Dalam kasus SMK Negeri 2 Padang, ada pelanggaran terhadap Undang-Undang Nomor 39 Tahun 1999 tentang Hak Asasi Manusia, UU No 20/2003 tentang Sistem Pendidikan Nasional, dan Permendikbud No 45/2014 tentang Pakaian Seragam Sekolah bagi Peserta Didik Jenjang Pendidikan Dasar dan Menengah.

Kemendikbud telah meminta pemerintah daerah segera memberikan sanksi tegas atas pelanggaran disiplin bagi semua pihak yang terbukti terlibat, termasuk kemungkinan pembebasan dari jabatan. ”Sebagai tindakan konstruktif, dalam waktu dekat kami akan mengeluarkan surat edaran dan membuka hotline khusus pengaduan untuk menghindari pelanggaran serupa,” kata Nadiem.

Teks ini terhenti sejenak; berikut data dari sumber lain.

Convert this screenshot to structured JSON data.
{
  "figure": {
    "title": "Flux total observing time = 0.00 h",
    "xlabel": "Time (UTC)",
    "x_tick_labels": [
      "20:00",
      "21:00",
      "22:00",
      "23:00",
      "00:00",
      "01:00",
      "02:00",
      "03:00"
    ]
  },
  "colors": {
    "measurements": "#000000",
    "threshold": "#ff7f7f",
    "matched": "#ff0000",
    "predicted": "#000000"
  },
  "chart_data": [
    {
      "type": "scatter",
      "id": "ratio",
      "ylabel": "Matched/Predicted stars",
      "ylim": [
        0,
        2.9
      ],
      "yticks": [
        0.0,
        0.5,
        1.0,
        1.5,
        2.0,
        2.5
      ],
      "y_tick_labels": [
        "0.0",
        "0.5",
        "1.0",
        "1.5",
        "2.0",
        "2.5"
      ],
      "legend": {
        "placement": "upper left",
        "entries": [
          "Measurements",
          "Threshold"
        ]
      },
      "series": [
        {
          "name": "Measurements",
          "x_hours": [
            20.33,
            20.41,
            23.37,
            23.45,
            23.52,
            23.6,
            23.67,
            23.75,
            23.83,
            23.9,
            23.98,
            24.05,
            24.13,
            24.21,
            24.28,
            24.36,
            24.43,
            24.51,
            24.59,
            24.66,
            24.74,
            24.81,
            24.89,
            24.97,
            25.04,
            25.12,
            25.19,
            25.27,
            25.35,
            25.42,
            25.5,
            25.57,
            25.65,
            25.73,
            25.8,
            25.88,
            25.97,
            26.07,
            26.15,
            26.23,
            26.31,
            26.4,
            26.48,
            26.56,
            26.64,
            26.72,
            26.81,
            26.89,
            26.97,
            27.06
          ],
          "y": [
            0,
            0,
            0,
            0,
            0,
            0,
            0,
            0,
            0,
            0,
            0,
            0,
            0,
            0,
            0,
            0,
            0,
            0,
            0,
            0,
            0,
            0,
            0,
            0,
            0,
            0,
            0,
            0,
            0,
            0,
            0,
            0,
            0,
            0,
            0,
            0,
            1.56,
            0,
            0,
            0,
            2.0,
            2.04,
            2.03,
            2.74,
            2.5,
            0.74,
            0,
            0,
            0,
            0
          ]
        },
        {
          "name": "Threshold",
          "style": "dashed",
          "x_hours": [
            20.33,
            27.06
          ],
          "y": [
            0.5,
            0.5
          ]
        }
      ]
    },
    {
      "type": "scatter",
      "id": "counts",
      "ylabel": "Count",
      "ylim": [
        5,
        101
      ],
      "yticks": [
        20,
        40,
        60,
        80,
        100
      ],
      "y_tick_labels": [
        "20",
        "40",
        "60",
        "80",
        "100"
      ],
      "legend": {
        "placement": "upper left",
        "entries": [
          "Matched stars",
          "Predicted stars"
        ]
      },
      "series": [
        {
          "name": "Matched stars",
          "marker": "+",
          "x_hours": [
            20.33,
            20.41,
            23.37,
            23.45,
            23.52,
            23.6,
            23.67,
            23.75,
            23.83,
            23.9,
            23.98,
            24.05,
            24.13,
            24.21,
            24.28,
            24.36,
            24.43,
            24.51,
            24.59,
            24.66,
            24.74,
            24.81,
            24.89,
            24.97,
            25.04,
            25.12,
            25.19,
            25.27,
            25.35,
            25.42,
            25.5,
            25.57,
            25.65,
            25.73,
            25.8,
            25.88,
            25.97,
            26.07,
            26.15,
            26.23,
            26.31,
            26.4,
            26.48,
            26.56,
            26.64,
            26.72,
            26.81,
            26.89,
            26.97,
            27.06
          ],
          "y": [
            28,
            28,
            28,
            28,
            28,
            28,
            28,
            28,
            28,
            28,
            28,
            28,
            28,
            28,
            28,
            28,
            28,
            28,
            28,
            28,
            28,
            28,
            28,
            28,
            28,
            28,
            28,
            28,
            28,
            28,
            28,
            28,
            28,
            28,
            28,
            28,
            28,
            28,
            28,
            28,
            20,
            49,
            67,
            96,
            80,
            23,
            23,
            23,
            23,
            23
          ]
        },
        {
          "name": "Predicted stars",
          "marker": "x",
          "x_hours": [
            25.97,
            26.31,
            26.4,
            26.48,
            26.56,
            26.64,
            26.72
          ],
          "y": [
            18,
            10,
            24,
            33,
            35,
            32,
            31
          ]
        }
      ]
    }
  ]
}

Adapun Direktur Jenderal Pendidikan Vokasi Kemendikbud Wikan Sakarinto, dalam siaran pers Kemendikbud, Sabtu (23/1), menyatakan, sekolah tidak boleh membuat peraturan atau imbauan bagi peserta didik untuk mengenakan model pakaian kekhususan agama tertentu sebagai pakaian seragam sekolah. Sekolah juga tidak boleh melarang jika siswa mengenakan seragam sekolah dengan model pakaian kekhususan agama tertentu.